Thursday 16 June 2011

Government portal down, 51 sites attacked

KUALA LUMPUR, June 16 — Operation Malaysia launched by the international hacker group known as Anonymous has succeeded in not just bringing down the official website of the Malaysian government, but also spawned attacks on at least 50 other websites.

The attacks that began shortly after midnight have affected other government websites including those of the information ministry, the fire and emergency services department, and the land public transport commission.
The website of local daily New Straits Times (nst.com.my) was also unavailable at 10am, but it is not clear if the outage is linked to the spate of cyber attacks. The site recovered at 11am.
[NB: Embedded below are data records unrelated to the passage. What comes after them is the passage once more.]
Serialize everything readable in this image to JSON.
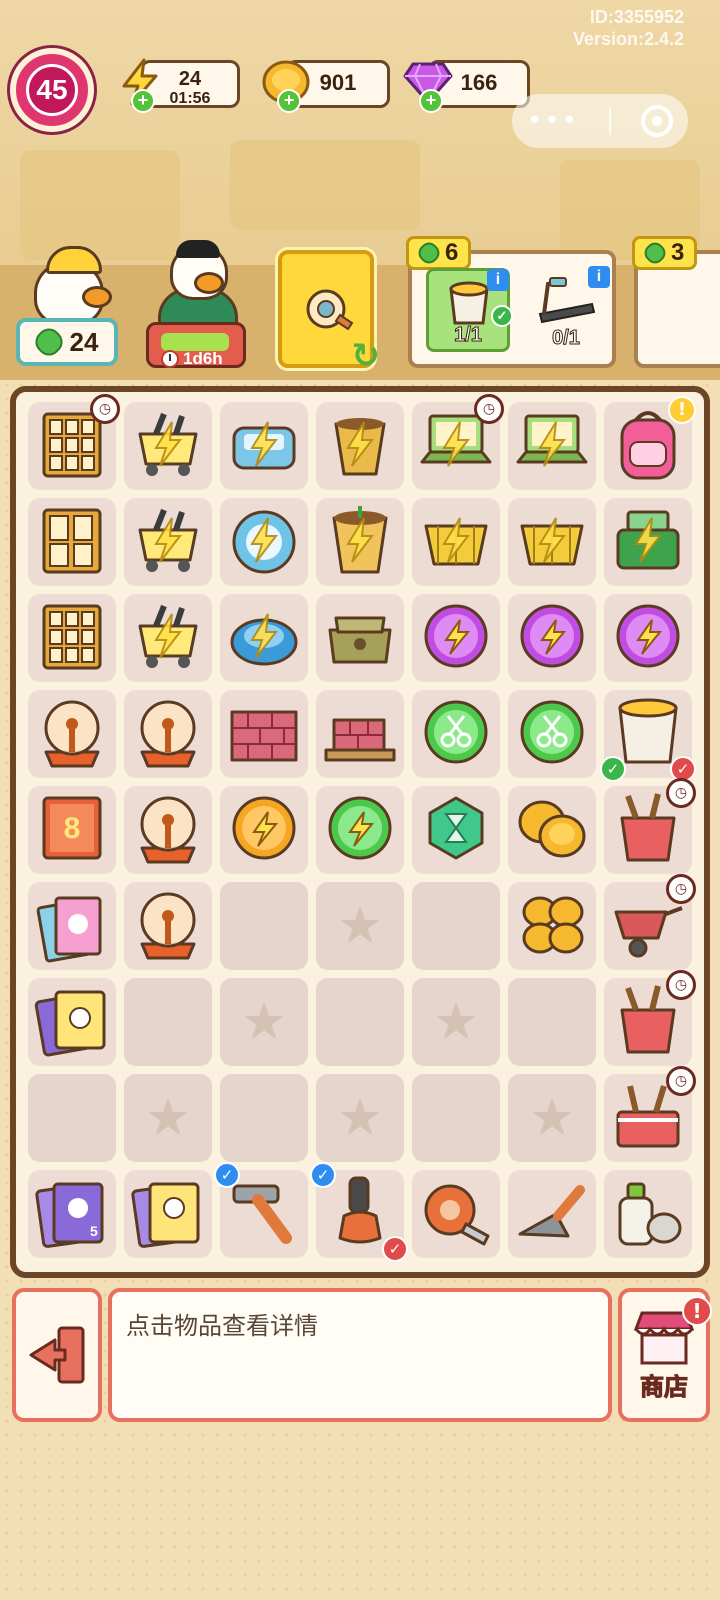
{
  "meta": {
    "id_text": "ID:3355952",
    "version_text": "Version:2.4.2"
  },
  "hud": {
    "level": "45",
    "energy": {
      "value": "24",
      "timer": "01:56"
    },
    "coins": {
      "value": "901"
    },
    "gems": {
      "value": "166"
    }
  },
  "characters": [
    {
      "name": "worker-duck",
      "count": "24"
    },
    {
      "name": "student-duck",
      "timer": "1d6h",
      "progress": 0.85
    }
  ],
  "orders": [
    {
      "reward": "6",
      "requirements": [
        {
          "item": "paint-bucket",
          "progress": "1/1",
          "done": true
        },
        {
          "item": "treadmill",
          "progress": "0/1",
          "done": false
        }
      ]
    },
    {
      "reward": "3",
      "requirements": []
    }
  ],
  "board": {
    "rows": [
      [
        "cabinet",
        "cart-tools",
        "bread-machine",
        "plant-pot-small",
        "laptop",
        "laptop",
        "backpack"
      ],
      [
        "cabinet-open",
        "cart-tools",
        "robot-vacuum",
        "plant-pot",
        "shopping-basket",
        "shopping-basket",
        "cash-register"
      ],
      [
        "cabinet",
        "cart-tools",
        "robot-vacuum-blue",
        "sacks",
        "energy-orb-purple",
        "energy-orb-purple",
        "energy-orb-purple"
      ],
      [
        "plasma-ball",
        "plasma-ball",
        "bricks-stack",
        "bricks-pallet",
        "scissors-orb",
        "scissors-orb",
        "paint-bucket"
      ],
      [
        "book-8",
        "plasma-ball",
        "energy-orb-orange",
        "energy-orb-green",
        "hourglass-hex",
        "coins-2",
        "bucket-tools"
      ],
      [
        "magazines",
        "plasma-ball",
        "empty",
        "star",
        "empty",
        "coins-4",
        "wheelbarrow"
      ],
      [
        "cards-stack",
        "empty",
        "star",
        "empty",
        "star",
        "empty",
        "bucket-tools"
      ],
      [
        "empty",
        "star",
        "empty",
        "star",
        "empty",
        "star",
        "tool-basket"
      ],
      [
        "cards-purple",
        "cards-yellow",
        "hammer",
        "mallet",
        "tape-measure",
        "trowel",
        "spray-can"
      ]
    ]
  },
  "bottom": {
    "hint_text": "点击物品查看详情",
    "shop_label": "商店"
  },
  "colors": {
    "accent_red": "#e8705e",
    "board_border": "#6a4526",
    "level_pink": "#e0366f",
    "energy_yellow": "#ffd93b",
    "plus_green": "#55c23a"
  }
}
The Malaysian government portal was inaccessible and unresponsive at 9am, June 16, 2011.
Internet regulators Malaysian Communications and Multimedia Commission (MCMC) confirmed that services were disrupted in at least 41 of the sites attacked.

“Our monitoring of the situation showed that there was a reduced level of attacks by 4.00am this morning, and upon further evaluation, so far, we gauge that there has been little impact on Malaysian users as a result,” the communications commission said in a statement.

MCMC added that its own site also came under attack from unidentified hackers, but said it has so far been able to withstand the barrage.
As of 10.30am, malaysia.gov.my remained inaccessible, while other hackers appear to have taken it upon themselves to target sites like Sabah’s tourism website (sabahtourism.com) and the Tour Malaysia travel guide (tourmalaysia.com.my).

On the Sabah Tourism webpage, hackers claimed to have extracted the details of more than 3,400 of the site’s users and posted the particulars of 392 accounts.

However, Sabah Tourism has regained control of the site but has since taken it offline.

Tour Malaysia remains defaced by a group called Dragon Force. Visitors to the site were greeted by a heavy metal song title “Through The Fire And The Flames” and messages criticising the government’s move to block certain websites.

Anonymous had warned earlier this week of an attack on the official website of the Malaysian government in an act of protest against Internet censorship.

According to a statement posted on the Pastebin website, the group named the recent move to block file sharing sites like Pirate Bay and whistleblowers WikiLeaks as “inexcusable” acts of censorship which took away “basic human rights.”

“For rules were meant to be broken. And corruption was meant to be washed away and forgiven. Now we will wash your corruption away so be prepared,” the group said.

The so-called “hacktivists” earlier announced that the attack targeting www.malaysia.gov.my — known as “Operation Malaysia” — would take place today at 3.30am local time.

Anonymous has taken credit for other attacks such as in December 2010 in response to pressure against WikiLeaks to stop the controversial website from publishing classified United States diplomatic cables.
In retaliation, it brought down MasterCard and Visa’s websites and staged attacks on other online commerce sites perceived to be anti-WikiLeaks such as Amazon and PayPal.

The planned attack comes despite this week’s arrest of 32 suspects in Turkey after the group also cited censorship for attacks on government sites there.